Gruppe pilgerte nach Altötting

Die Gruppe aus Daßwang pilgert Jahr für Jahr nach Altötting. Josef Mosandl bewältigte in diesem Jahr zum 45. Mal die Strecke.
Von Vera Gabler

Die Jubilare erhielten für langjährige Treue zum Jubiläum eine Kerze. Foto: Vera Gabler
Die Jubilare erhielten für langjährige Treue zum Jubiläum eine Kerze. Foto: Vera Gabler

Hamberg.Es ist wie ein Familientreffen, wenn, wie am Samstag, zahlreiche Männer und Frauen in das Gasthaus Nutz kommen, um gemeinsam zu essen, zu lachen und oder auch über persönliche Anliegen sprechen. Schließlich hatten man auch in diesem Jahr wieder vier Tage damit verbracht, von Daßwang aus bis nach Altötting zu pilgern.
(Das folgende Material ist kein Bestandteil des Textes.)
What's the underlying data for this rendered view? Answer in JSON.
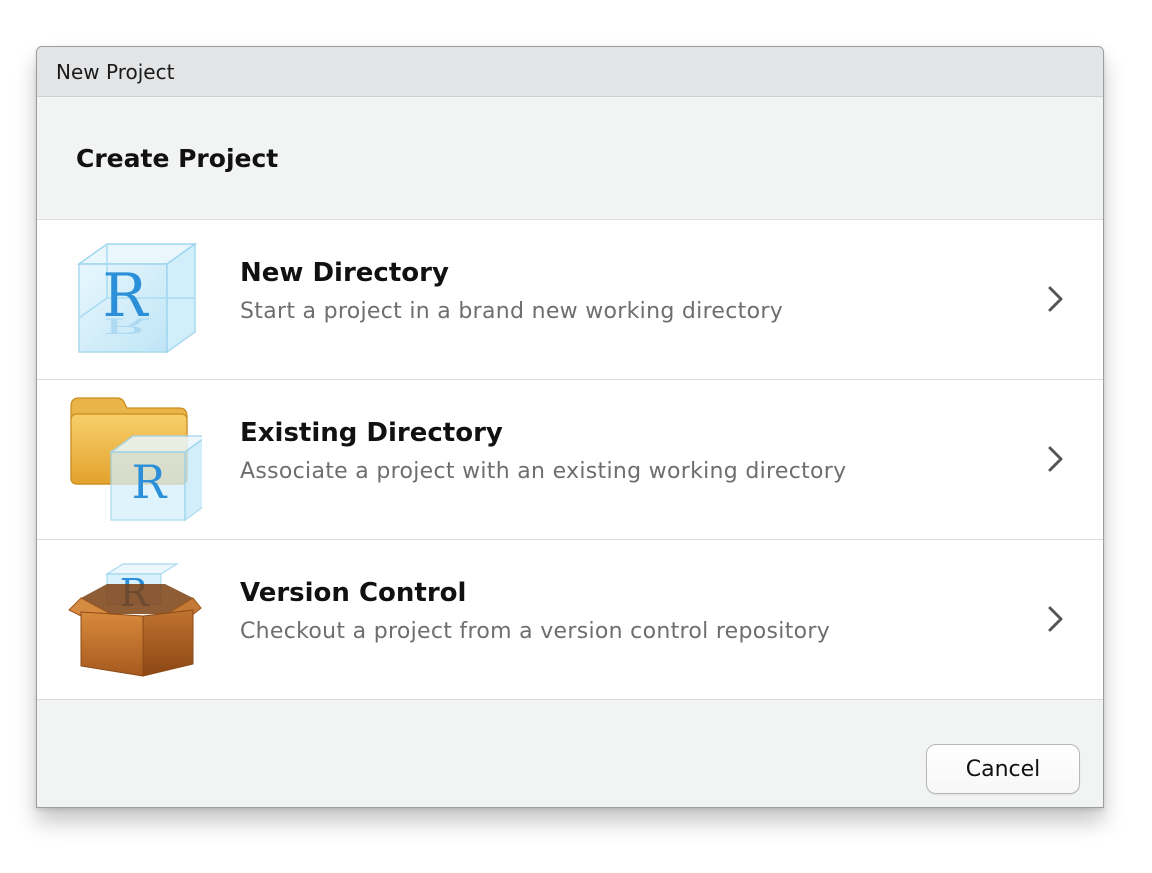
{
  "window": {
    "title": "New Project"
  },
  "header": {
    "title": "Create Project"
  },
  "options": [
    {
      "title": "New Directory",
      "description": "Start a project in a brand new working directory",
      "icon": "r-cube-icon"
    },
    {
      "title": "Existing Directory",
      "description": "Associate a project with an existing working directory",
      "icon": "folder-r-cube-icon"
    },
    {
      "title": "Version Control",
      "description": "Checkout a project from a version control repository",
      "icon": "box-r-cube-icon"
    }
  ],
  "footer": {
    "cancel_label": "Cancel"
  },
  "colors": {
    "title_bar": "#e3e4e6",
    "dialog_background": "#f2f3f3",
    "row_background": "#ffffff",
    "description_text": "#6e6e6e",
    "r_logo_blue": "#2b8fd9"
  }
}
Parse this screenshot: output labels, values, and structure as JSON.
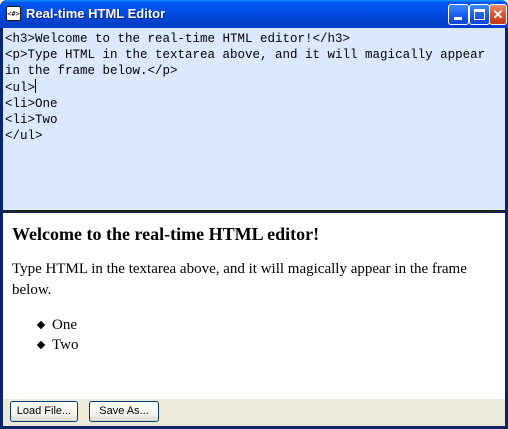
{
  "window": {
    "title": "Real-time HTML Editor",
    "app_icon_glyph": "<#>",
    "controls": {
      "minimize": "minimize-icon",
      "maximize": "maximize-icon",
      "close": "close-icon",
      "close_glyph": "✕"
    }
  },
  "editor": {
    "lines": [
      "<h3>Welcome to the real-time HTML editor!</h3>",
      "<p>Type HTML in the textarea above, and it will magically appear in the frame below.</p>",
      "<ul>",
      "<li>One",
      "<li>Two",
      "</ul>"
    ]
  },
  "preview": {
    "heading": "Welcome to the real-time HTML editor!",
    "paragraph": "Type HTML in the textarea above, and it will magically appear in the frame below.",
    "list": [
      "One",
      "Two"
    ]
  },
  "buttons": {
    "load": "Load File...",
    "save": "Save As..."
  },
  "colors": {
    "titlebar": "#0053ee",
    "editor_bg": "#dbe9fe",
    "preview_bg": "#ffffff",
    "chrome": "#ece9d8"
  }
}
Zum Wallfahrertreffen eingeladen hatten Georg Stephan aus der Rudolfshöhe, Georg Schön aus Rasch und Michael Nutz eingeladen, sie waren es auch, die die Wallfahrer Ende Mai angeführt hatten. Pfarrer Jacek Machura, der das vierte Mal die Wallfahrt auch begleitet hatte, verwies in dem Gedenkgottesdienst auf die Tradition der Wallfahrt.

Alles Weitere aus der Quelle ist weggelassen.